Officious bystander test
This occurs where something is so obvious that it goes without saying, and a third party observer would agree that it was blatantly obvious
Conduct of the parties after the contract is made
The conduct of the parties after a contract has been made and employment has commenced can give rise to an implied term being incorporated into the contract. It would be necessary to show an intention by the parties to include it as a term.
Terms implied by statute
An example here would be if there is no notice period expressly stated in the contract it is implied that the statutory notice period will apply.
Terms implied by law
These would include the obligation on the employer’s part to provide work and on the employee’s part to follow reasonable direction and show good faith and loyalty to the employer.
Let’s take a look at some well accepted implied terms.
Common Implied Terms
The mutual obligation to maintain trust and confidence in each other
Both employer and employee are obliged to conduct themselves in a way that can allow each party to have trust and confidence in the other party.
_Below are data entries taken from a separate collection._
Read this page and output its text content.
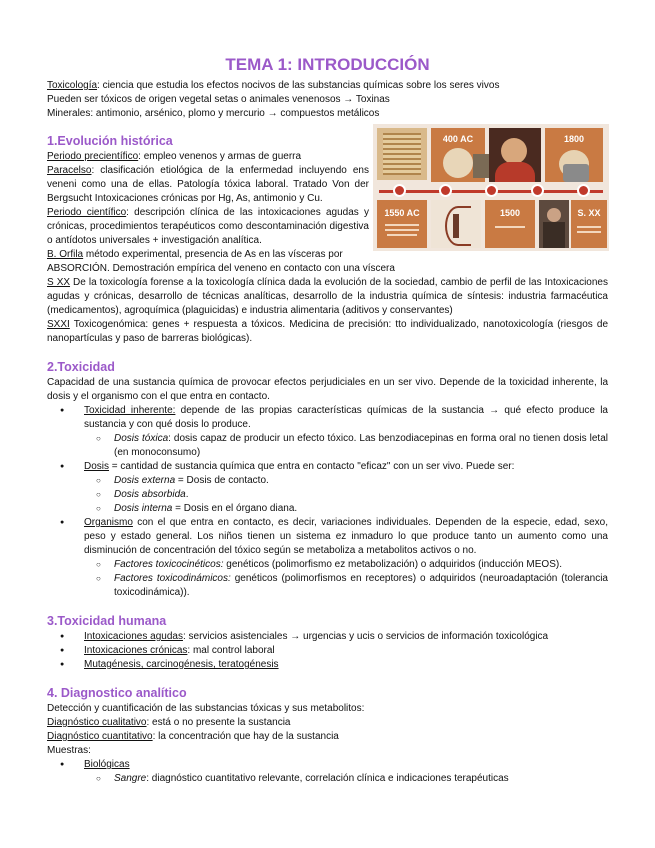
TEMA 1: INTRODUCCIÓN

Toxicología: ciencia que estudia los efectos nocivos de las substancias químicas sobre los seres vivos

Pueden ser tóxicos de origen vegetal setas o animales venenosos → Toxinas

Minerales: antimonio, arsénico, plomo y mercurio → compuestos metálicos

1.Evolución histórica

Periodo precientífico: empleo venenos y armas de guerra

Paracelso: clasificación etiológica de la enfermedad incluyendo ens veneni como una de ellas. Patología tóxica laboral. Tratado Von der Bergsucht Intoxicaciones crónicas por Hg, As, antimonio y Cu.

Periodo científico: descripción clínica de las intoxicaciones agudas y crónicas, procedimientos terapéuticos como descontaminación digestiva o antídotos universales + investigación analítica.

B. Orfila método experimental, presencia de As en las vísceras por

ABSORCIÓN. Demostración empírica del veneno en contacto con una víscera

S XX De la toxicología forense a la toxicología clínica dada la evolución de la sociedad, cambio de perfil de las Intoxicaciones agudas y crónicas, desarrollo de técnicas analíticas, desarrollo de la industria química de síntesis: industria farmacéutica (medicamentos), agroquímica (plaguicidas) e industria alimentaria (aditivos y conservantes)

SXXI Toxicogenómica: genes + respuesta a tóxicos. Medicina de precisión: tto individualizado, nanotoxicología (riesgos de nanopartículas y paso de barreras biológicas).

2.Toxicidad

Capacidad de una sustancia química de provocar efectos perjudiciales en un ser vivo. Depende de la toxicidad inherente, la dosis y el organismo con el que entra en contacto.

● Toxicidad inherente: depende de las propias características químicas de la sustancia → qué efecto produce la sustancia y con qué dosis lo produce.
○ Dosis tóxica: dosis capaz de producir un efecto tóxico. Las benzodiacepinas en forma oral no tienen dosis letal (en monoconsumo)
● Dosis = cantidad de sustancia química que entra en contacto "eficaz" con un ser vivo. Puede ser:
○ Dosis externa = Dosis de contacto.
○ Dosis absorbida.
○ Dosis interna = Dosis en el órgano diana.
● Organismo con el que entra en contacto, es decir, variaciones individuales. Dependen de la especie, edad, sexo, peso y estado general. Los niños tienen un sistema ez inmaduro lo que produce tanto un aumento como una disminución de concentración del tóxico según se metaboliza a metabolitos activos o no.
○ Factores toxicocinéticos: genéticos (polimorfismo ez metabolización) o adquiridos (inducción MEOS).
○ Factores toxicodinámicos: genéticos (polimorfismos en receptores) o adquiridos (neuroadaptación (tolerancia toxicodinámica)).
3.Toxicidad humana
● Intoxicaciones agudas: servicios asistenciales → urgencias y ucis o servicios de información toxicológica
● Intoxicaciones crónicas: mal control laboral
● Mutagénesis, carcinogénesis, teratogénesis
4. Diagnostico analítico

Detección y cuantificación de las substancias tóxicas y sus metabolitos:

Diagnóstico cualitativo: está o no presente la sustancia

Diagnóstico cuantitativo: la concentración que hay de la sustancia

Muestras:

● Biológicas
○ Sangre: diagnóstico cuantitativo relevante, correlación clínica e indicaciones terapéuticas
400 AC	1800
1550 AC	1500	S. XX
The employee will often, in a constructive dismissal case, point to the unreasonable conduct of the employer and claim that he could not be expected to continue to have trust and confidence in the employer.
The obligation works both ways and an employer who discovers an employee cannot be trusted with handling cash for example, no matter how small the amount, can reasonably claim that he cannot enjoy trust and confidence in the employee any longer.
2. The duty of loyalty
It is an implied term that the employee will faithfully serve the employer and will not act against the best interests of the employer.
3. Giving references
There is no obligation on the employer to give a reference, but where one is given there is an implied term in the contract that the reference is accurate and fair.
4. Grievance procedure
It is almost certainly the case that there is an implied term in the contract that the employer will deal with complaints or problems from employees fairly and in a timely manner. This is the case even where the employer does not have a grievance procedure or policy in the workplace.